La amenaza nuclear ha vuelto a escalar con declaraciones públicas de líderes que normalizan el uso de armas de destrucción masiva. Más de 12.000 ojivas nucleares siguen activas en nueve Estados. La Campaña Internacional para la Abolición de las Armas Nucleares (ICAN) advierte que el riesgo actual supera incluso los picos de la Guerra Fría. La diplomacia se ha debilitado. Las salvaguardias legales están bajo presión. Y el costo humano y económico de una sola detonación sería irreversible.
¿Qué revela la retórica nuclear de líderes como Trump?
La normalización de amenazas nucleares por figuras con autoridad de lanzamiento socava el Tratado sobre la No Proliferación de las Armas Nucleares (TNP). No es un incidente aislado: es un síntoma de erosión institucional. Cada declaración pública que vincula armas nucleares con disuasión táctica o represalia inmediata reduce el umbral de uso. Eso contraviene el principio de no uso primero, respaldado por la mayoría de los Estados no nucleares.
El peligro de la desregulación diplomática
Los canales de diálogo entre potencias nucleares se han reducido drásticamente. Las consultas bilaterales sobre control de armas, como las entre EE.UU. y Rusia, están paralizadas desde 2023. La ausencia de mecanismos de verificación aumenta el riesgo de malentendidos estratégicos. Sin transparencia, no hay confianza.
¿Por qué el riesgo actual supera al de la Guerra Fría?
Durante la Guerra Fría, existían reglas tácitas, líneas rojas claras y sistemas de comunicación directa como el teléfono rojo. Hoy, esos mecanismos han sido desmantelados o ignorados. Además, hay nuevos actores: ciberataques a infraestructuras nucleares, drones cerca de centrales, y ataques convencionales a instalaciones sensibles en Irán, Ucrania o Israel. El escenario es más fragmentado y menos predecible.
La militarización de la energía nuclear
Instalaciones civiles como centrales nucleares o plantas de enriquecimiento están cada vez más expuestas a ataques. Un impacto en una planta de enriquecimiento iraní o una central ucraniana no es solo un acto bélico: es un potencial desastre radiológico transfronterizo. El Derecho Internacional Humanitario prohíbe ataques que causen daños excesivos, pero su aplicación es débil sin sanciones efectivas.
¿Qué dice el marco legal vigente sobre el uso de armas nucleares?
El Tratado sobre la Prohibición de las Armas Nucleares (TPAN), en vigor desde 2021, prohíbe expresamente el desarrollo, prueba, producción, adquisición, posesión y uso de armas nucleares. Ya lo han ratificado 70 Estados. Pero ninguno de los nueve poseedores de armas nucleares lo ha firmado. Esa brecha legal refleja una división geopolítica profunda.
El vacío entre norma y práctica
El TPAN no es vinculante para los Estados nucleares, pero sí establece un estándar moral y jurídico inquebrantable. Su fuerza radica en su capacidad para aislar políticamente a quienes se niegan a adherirse. Cada nuevo Estado que lo ratifica refuerza la costumbre internacional contra las armas nucleares.
¿Cuál es el impacto económico real de mantener arsenales nucleares?

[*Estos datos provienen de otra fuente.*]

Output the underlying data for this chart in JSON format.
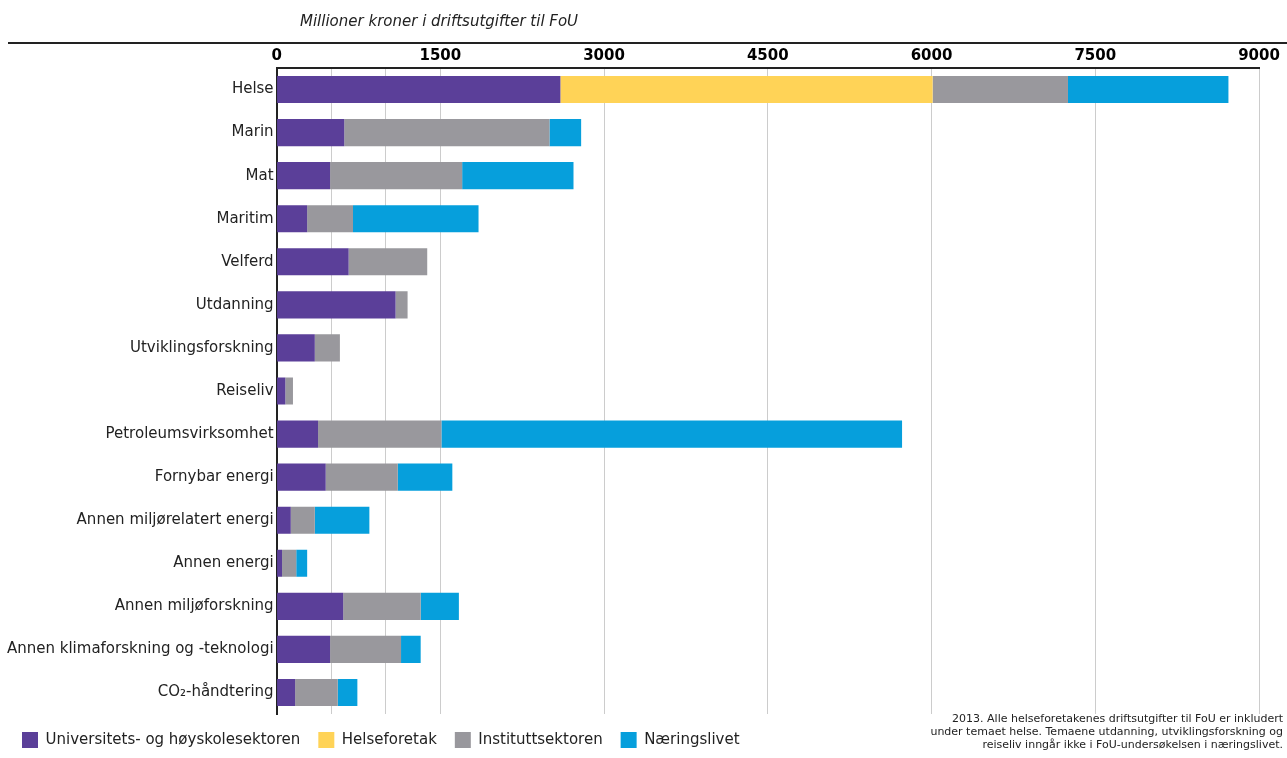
{
  "chart_data": {
    "type": "bar",
    "orientation": "horizontal",
    "stacked": true,
    "xlabel": "Millioner kroner i driftsutgifter til FoU",
    "categories": [
      "Helse",
      "Marin",
      "Mat",
      "Maritim",
      "Velferd",
      "Utdanning",
      "Utviklingsforskning",
      "Reiseliv",
      "Petroleumsvirksomhet",
      "Fornybar energi",
      "Annen miljørelatert energi",
      "Annen energi",
      "Annen miljøforskning",
      "Annen klimaforskning og -teknologi",
      "CO₂-håndtering"
    ],
    "series": [
      {
        "name": "Universitets- og høyskolesektoren",
        "color": "#5b3f99",
        "values": [
          2600,
          620,
          490,
          280,
          660,
          1090,
          350,
          80,
          380,
          450,
          130,
          50,
          610,
          490,
          170
        ]
      },
      {
        "name": "Helseforetak",
        "color": "#ffd357",
        "values": [
          3410,
          null,
          null,
          null,
          null,
          null,
          null,
          null,
          null,
          null,
          null,
          null,
          null,
          null,
          null
        ]
      },
      {
        "name": "Instituttsektoren",
        "color": "#99989d",
        "values": [
          1240,
          1880,
          1210,
          420,
          720,
          110,
          230,
          70,
          1130,
          660,
          220,
          130,
          710,
          650,
          390
        ]
      },
      {
        "name": "Næringslivet",
        "color": "#069fdc",
        "values": [
          1470,
          290,
          1020,
          1150,
          null,
          null,
          null,
          null,
          4220,
          500,
          500,
          100,
          350,
          180,
          180
        ]
      }
    ],
    "xlim": [
      0,
      9000
    ],
    "xticks": [
      0,
      {
        "value": 500,
        "label": null
      },
      {
        "value": 1000,
        "label": null
      },
      1500,
      3000,
      4500,
      6000,
      7500,
      9000
    ],
    "grid": "x",
    "legend": "bottom left",
    "annotations": [
      "2013. Alle helseforetakenes driftsutgifter til FoU er inkludert under temaet helse. Temaene utdanning, utviklingsforskning og reiseliv inngår ikke i FoU-undersøkelsen i næringslivet."
    ]
  }
}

Los gastos globales en modernización nuclear superan los 91.000 millones de dólares anuales (SIPRI, 2025). Ese dinero podría financiar 12 años de ayuda humanitaria global o construir 3 millones de viviendas sostenibles. Además, el riesgo de una sola detonación nuclear en una ciudad podría destruir hasta el 15 % del PIB mundial en 72 horas, según estimaciones del Banco Mundial.
Datos Clave
- Más de 12.000 ojivas nucleares siguen activas o en almacenamiento.
- El TPAN ha sido ratificado por 70 Estados, pero ninguno de los nueve poseedores nucleares lo ha firmado.
- Los gastos militares en armas nucleares crecieron un 8,3 % en 2025 respecto a 2024.
- Ataques a infraestructuras nucleares civiles han aumentado un 300 % desde 2022 (ONU, Informe de Seguridad Nuclear 2026).
La urgencia no es hipotética. Es económica, legal y humana. La vía diplomática no es ingenua: es la única que ha evitado la catástrofe durante 79 años. Ahora, requiere liderazgo que priorice el Derecho Internacional Humanitario, la transparencia verificable y la rendición de cuentas. Sin eso, cada amenaza verbal se convierte en un paso más hacia el borde.